4. L’EDITION CRITIQUE ET LA TRADUCTION

L’ensemble des sources que nous venons de présenter, nous a permis d’établir l’édition critique du

yogapāda et de son commentaire par Rāmakaṇṭha (annexe 1 p. 283). Ce travail s’appuie, pour le

commentaire, sur le seul manuscrit du BORI, et pour le tantra, sur ce même manuscrit et les autres sources disponibles : l’édition de N. R. Bhatt, les manuscrits de Katmandou et les quelques citations. Nous indiquons systématiquement dans l’apparat critique la leçon retenue par N. R. Bhatt (EC) et celle du manuscrit de Katmandou utilisé dans son édition (ca). Afin de ne pas alourdir l’apparat critique – et aussi de nous éviter un travail fastidieux et largement inutile –, nous ne signalons les autres leçons référencées dans l’édition de N. R. Bhatt que dans les rares cas où nous y avons eu recours (YP 1.14b, 2.80d, 4.17d, et 5.5b), soit pour conforter le texte du manuscrit du BORI, soit pour des corrections mineures.

La translittération en écriture latine du manuscrit du BORI rédigé en écriture śāradā s’est appuyée sur la présentation de cette graphie par Walter Slaje46. L’édition de N. R. Bhatt, qui fournit le texte du tantra en nāgarī dans une leçon généralement cohérente avec celle du manuscrit, a permis de constituer un jeu de graphèmes qui a ensuite servi de support à la translittération du commentaire. La bonne lisibilité et la régularité du style d’écriture du manuscrit ont grandement facilité le travail. Les ressemblances entre certains graphèmes de la śāradā pourraient être la source d’erreurs de translittération. Nous indiquons ci-après les principaux cas de confusion possibles, illustrés par des exemples de graphèmes tirés du manuscrit du BORI :

ku kta

ca śa

tta tu

ma sa

va [410E045b-3] rva [410E045b-2]

su [413E047a-10] sva [432E056b-2] ou bien :

su [418E049b-12] sva [424E052b-13] (même similitude dhu/dhva, ṣu/ṣva, etc.)

ṣṭa ṣṭha

radhyā khyā (cf. [450E065b-5])

Le manuscrit du BORI étant notre unique source du commentaire, le travail d’émendation a été mené avec une extrême prudence afin d’éviter les corrections abusives. Il nous est arrivé maintes fois d’envisager des émendations qui, après relecture, se sont avérées inutiles. Dans le souci de préserver l’intégrité du texte, nous avons renoncé à amender certains passages lorsque les corrections envisageables paraissaient trop importantes ou que plusieurs solutions étaient possibles. Nous les signalons alors dans les notes de bas de page.
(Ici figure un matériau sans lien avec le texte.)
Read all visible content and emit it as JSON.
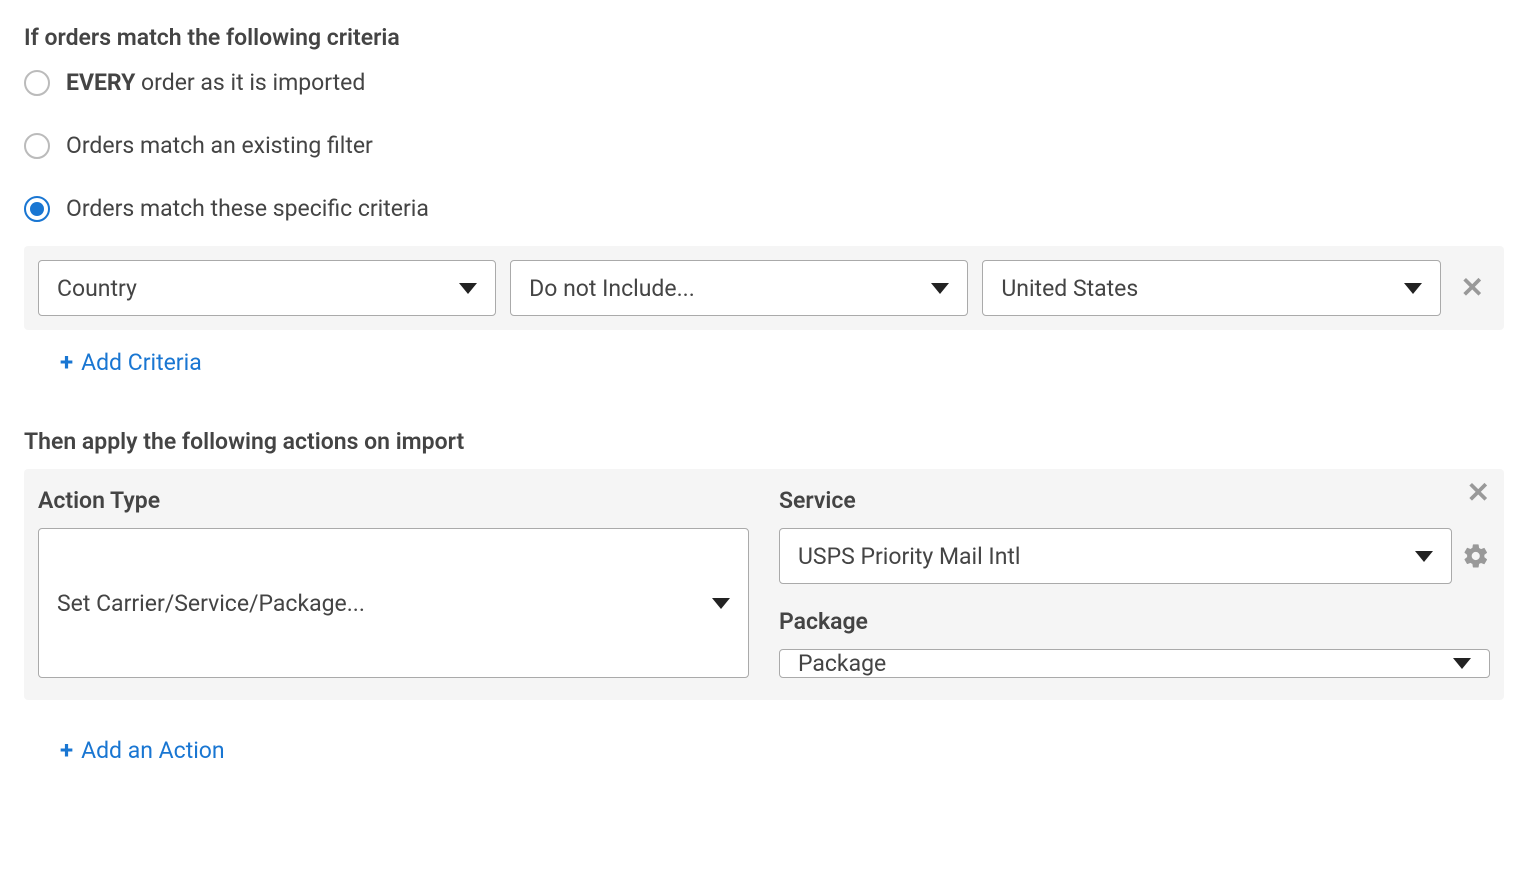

Le manuscrit du BORI fournit un texte d’une excellente qualité. Certes les corrections apportées sont nombreuses, mais la plupart sont mineures. Bien des passages n’en requièrent aucune. Nous avons

préféré laisser en l’état les passages manifestement corrompus plutôt que de risquer des émendations importantes. Nos corrections se réduisent pour la plupart à l’ajout d’une syllabe manquante, au retrait d’une syllabe indûment redoublée, au retrait d’un passage répété en raison de la présence du même mot à peu de distance, ou à un changement de vocalisme (en particulier dans les cas de confusion entre les graphies, notamment ā/e/o, e/ai, o/au).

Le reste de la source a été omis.